在本实施例中,所述请求人推荐信息可以理解为在服务器中根据请求人用户画像及待拜访人产品需求信息生成请求人推荐信息,也即可根据信息推荐策略筛选出请求人用户画像中的关键标签(如精通寿险A产品),还获取了待拜访人产品需求信息(例如也是寿险A产品),此时可以基于请求人用户画像中的关键标签和待拜访人产品需求信息在服务器的本地数据库中搜索与该待拜访人产品需求信息的产品介绍信息(例如是寿险A产品的投保规则、投保费用、投保年限、险种详细介绍)以作为请求人推荐信息。
所述待拜访人推荐信息可以理解为在服务器中根据待拜访人用户画像及待拜访人产品需求信息生成待拜访人推荐信息,也即可以根据信息推荐策略筛选出待拜访人用户画像中的关键标签(如中年人,收入范围是月薪20000-30000等),还获取了待拜访人产品需求信息(例如也是寿险A产品),此时可以基于待拜访人用户画像中的关键标签和待拜访人产品需求信息在服务器的本地数据库中搜索针对该类用户标签的话术(该话术可以引导第一类型智能终端使用者按照指定语句顺序与第二类型智能终端使用者进行沟通)以作为待拜访人推荐信息。
在服务器中所生成的请求人推荐信息和待拜访人推荐信息,可以作为第一类型智能终端使用者与第二类型智能终端使用者进行沟通过程的引导数据,这些引导数据的获取是在服务器中自动生成获取,无需用户手动检索,提高了数据获取效率。

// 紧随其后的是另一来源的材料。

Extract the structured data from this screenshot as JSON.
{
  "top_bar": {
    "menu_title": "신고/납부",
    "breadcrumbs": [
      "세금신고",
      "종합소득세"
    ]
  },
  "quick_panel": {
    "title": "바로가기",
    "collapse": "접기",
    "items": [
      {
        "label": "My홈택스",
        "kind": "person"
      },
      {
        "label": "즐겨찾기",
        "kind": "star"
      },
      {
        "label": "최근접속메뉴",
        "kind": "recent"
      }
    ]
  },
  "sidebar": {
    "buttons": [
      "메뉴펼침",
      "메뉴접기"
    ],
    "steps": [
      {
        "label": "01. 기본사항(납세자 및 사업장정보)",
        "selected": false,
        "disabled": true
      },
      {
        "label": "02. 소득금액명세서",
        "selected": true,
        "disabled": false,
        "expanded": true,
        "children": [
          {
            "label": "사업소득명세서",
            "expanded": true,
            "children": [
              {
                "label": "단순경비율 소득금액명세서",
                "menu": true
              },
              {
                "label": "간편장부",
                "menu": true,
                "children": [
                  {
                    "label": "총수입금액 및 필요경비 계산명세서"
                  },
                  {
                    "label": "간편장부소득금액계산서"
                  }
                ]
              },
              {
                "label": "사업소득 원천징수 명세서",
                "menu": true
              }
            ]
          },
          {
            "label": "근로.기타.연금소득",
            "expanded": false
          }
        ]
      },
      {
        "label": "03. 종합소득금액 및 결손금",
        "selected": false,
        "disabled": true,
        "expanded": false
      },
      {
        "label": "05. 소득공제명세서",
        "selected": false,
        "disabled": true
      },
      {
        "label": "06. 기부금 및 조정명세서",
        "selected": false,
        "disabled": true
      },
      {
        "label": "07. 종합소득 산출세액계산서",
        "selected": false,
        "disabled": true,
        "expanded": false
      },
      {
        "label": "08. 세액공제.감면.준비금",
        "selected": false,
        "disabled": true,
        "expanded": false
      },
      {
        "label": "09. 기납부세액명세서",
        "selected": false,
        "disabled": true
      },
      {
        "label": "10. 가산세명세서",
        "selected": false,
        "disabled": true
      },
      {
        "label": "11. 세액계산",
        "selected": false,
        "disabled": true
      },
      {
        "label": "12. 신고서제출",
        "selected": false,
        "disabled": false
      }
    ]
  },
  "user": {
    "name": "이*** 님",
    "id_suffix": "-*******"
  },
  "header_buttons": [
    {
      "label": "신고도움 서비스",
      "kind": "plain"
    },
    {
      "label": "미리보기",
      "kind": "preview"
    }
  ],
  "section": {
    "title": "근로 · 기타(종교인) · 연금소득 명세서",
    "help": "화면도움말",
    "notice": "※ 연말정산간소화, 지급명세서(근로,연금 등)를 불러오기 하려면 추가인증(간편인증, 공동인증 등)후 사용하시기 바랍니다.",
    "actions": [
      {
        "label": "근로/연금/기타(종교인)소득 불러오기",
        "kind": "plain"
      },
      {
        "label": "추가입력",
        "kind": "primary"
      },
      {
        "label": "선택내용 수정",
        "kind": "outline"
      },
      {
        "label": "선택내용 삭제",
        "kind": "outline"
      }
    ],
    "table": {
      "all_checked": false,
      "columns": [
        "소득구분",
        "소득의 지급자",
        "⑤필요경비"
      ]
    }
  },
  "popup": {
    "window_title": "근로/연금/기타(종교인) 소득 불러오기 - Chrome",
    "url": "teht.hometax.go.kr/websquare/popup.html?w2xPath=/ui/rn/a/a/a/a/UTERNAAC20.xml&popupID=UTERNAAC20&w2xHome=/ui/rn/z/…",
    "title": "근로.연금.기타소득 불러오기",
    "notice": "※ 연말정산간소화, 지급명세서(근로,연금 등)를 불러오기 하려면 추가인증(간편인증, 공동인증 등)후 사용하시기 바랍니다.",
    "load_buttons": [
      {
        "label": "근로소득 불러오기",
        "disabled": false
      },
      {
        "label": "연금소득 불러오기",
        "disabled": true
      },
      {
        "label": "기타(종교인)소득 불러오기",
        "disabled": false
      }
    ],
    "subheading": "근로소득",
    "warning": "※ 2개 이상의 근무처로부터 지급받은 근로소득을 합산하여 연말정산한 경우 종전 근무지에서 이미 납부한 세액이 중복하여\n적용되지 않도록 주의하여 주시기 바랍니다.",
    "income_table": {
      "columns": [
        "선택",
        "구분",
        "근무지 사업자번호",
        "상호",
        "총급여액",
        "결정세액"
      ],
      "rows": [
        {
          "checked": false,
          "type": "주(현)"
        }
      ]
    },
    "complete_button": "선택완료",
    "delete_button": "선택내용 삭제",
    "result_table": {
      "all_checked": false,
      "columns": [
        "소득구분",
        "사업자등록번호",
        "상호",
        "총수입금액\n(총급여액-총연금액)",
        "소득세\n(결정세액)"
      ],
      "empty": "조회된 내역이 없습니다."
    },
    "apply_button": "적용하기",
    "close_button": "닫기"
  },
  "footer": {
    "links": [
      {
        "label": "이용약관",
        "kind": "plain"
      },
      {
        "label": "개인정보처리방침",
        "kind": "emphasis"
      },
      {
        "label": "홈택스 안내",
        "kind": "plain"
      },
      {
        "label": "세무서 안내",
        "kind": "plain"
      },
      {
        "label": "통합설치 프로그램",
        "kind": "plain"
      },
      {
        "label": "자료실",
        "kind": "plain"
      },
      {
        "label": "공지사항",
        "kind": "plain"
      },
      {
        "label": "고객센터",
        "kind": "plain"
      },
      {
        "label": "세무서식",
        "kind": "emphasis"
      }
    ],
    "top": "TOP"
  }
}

该方法实现了基于服务器根据用户画像推荐的目标讲解文本进行学习和练习,无需人工整理目标讲解文本,提高了目标讲解文本的获取效率。
本申请实施例还提供一种基于AI的虚拟交互模型生成装置,该基于AI的虚拟交互模型生成装置用于执行前述基于AI的虚拟交互模型生成方法的任一实施例。具体地,请参阅图3,图3是本申请实施例提供的基于AI的虚拟交互模型生成装置的示意性框图。该基于AI的虚拟交互模型生成装置100可以配置于服务器中。
如图3所示,基于AI的虚拟交互模型生成装置100包括:用户画像获取单元101、第一分类单元102、第一参数获取单元103、第二分类单元104、虚拟交互模型获取单元105、交互语音获取单元106、第二参数获取单元107、拜访信息获取单元108、推荐信息生成单元109。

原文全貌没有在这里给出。